In the evening I like to take a stroll. I’ve been here so long everyone knows me in the neighbourhood, but the French have gone, moved out to the suburbs. For me this is sad, because all I see is my compatriots. I would really like to see someone else, for example a Frenchman. But this quarter is very mixed, and that makes the quarter lively. It is the foreigners who bring their culture and their courage. It’s always better mixed. You see more poverty on the streets now, and while I might help an old person I won’t give money to a young person who could look for a job.
George has been sleeping in my workshop for 12 years. He’s from Gori, where Stalin was born. He came, he still hasn’t got work, he can’t pay rent, he hasn’t got money for food. He has got into the habit, he lives here, and there it is. But that is my idea, even in Turkey I’d do the same thing.

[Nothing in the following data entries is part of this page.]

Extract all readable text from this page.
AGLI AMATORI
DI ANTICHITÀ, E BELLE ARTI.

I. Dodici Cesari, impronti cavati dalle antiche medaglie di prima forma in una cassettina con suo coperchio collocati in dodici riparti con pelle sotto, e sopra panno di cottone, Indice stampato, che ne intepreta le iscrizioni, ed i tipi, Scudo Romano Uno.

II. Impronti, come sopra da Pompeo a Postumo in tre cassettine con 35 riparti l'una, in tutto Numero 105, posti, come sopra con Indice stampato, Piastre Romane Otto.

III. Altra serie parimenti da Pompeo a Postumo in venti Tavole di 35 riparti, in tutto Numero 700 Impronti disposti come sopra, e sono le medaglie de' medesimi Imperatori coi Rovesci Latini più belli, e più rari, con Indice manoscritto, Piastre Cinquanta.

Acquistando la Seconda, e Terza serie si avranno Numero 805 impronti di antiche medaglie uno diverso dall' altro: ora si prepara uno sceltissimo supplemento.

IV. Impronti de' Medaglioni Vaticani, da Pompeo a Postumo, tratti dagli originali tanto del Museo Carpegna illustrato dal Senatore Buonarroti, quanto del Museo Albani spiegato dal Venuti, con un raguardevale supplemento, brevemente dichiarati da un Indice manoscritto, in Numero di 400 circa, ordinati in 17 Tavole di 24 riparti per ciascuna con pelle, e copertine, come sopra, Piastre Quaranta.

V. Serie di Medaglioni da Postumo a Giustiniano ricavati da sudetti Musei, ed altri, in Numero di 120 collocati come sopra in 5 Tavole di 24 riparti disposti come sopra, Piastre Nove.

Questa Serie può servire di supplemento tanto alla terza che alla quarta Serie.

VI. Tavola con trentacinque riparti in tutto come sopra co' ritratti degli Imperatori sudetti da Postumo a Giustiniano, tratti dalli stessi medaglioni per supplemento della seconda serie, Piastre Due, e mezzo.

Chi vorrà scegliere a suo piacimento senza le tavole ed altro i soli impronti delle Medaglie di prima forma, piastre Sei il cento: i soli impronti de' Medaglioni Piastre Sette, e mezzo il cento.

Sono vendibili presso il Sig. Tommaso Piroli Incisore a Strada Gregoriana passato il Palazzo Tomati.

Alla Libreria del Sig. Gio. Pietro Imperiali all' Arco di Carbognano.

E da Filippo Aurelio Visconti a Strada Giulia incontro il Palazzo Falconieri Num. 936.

I grew up by the sea, and I swim 3km every Sunday in the public pools. Then in the summer, or when it’s Ramadan, I go back to Fatsa and swim in the sea there. I go back at least once a year. I’ve built a big house, 12 bedrooms, and we harvest the walnuts. It’s always a big party there, in the house, with the whole family coming from all over. I usually travel overland in my Volvo. It used to be me, my wife and my children but now they are grown up I take my cat, Minouche.
I planned to retire to Turkey, but now I don’t know. When you live in another country for 40 years and then return, you find almost nobody that you left behind. But if we stay here I would like to be naturalised. It’s late in the day, but why would we stay here as foreigners?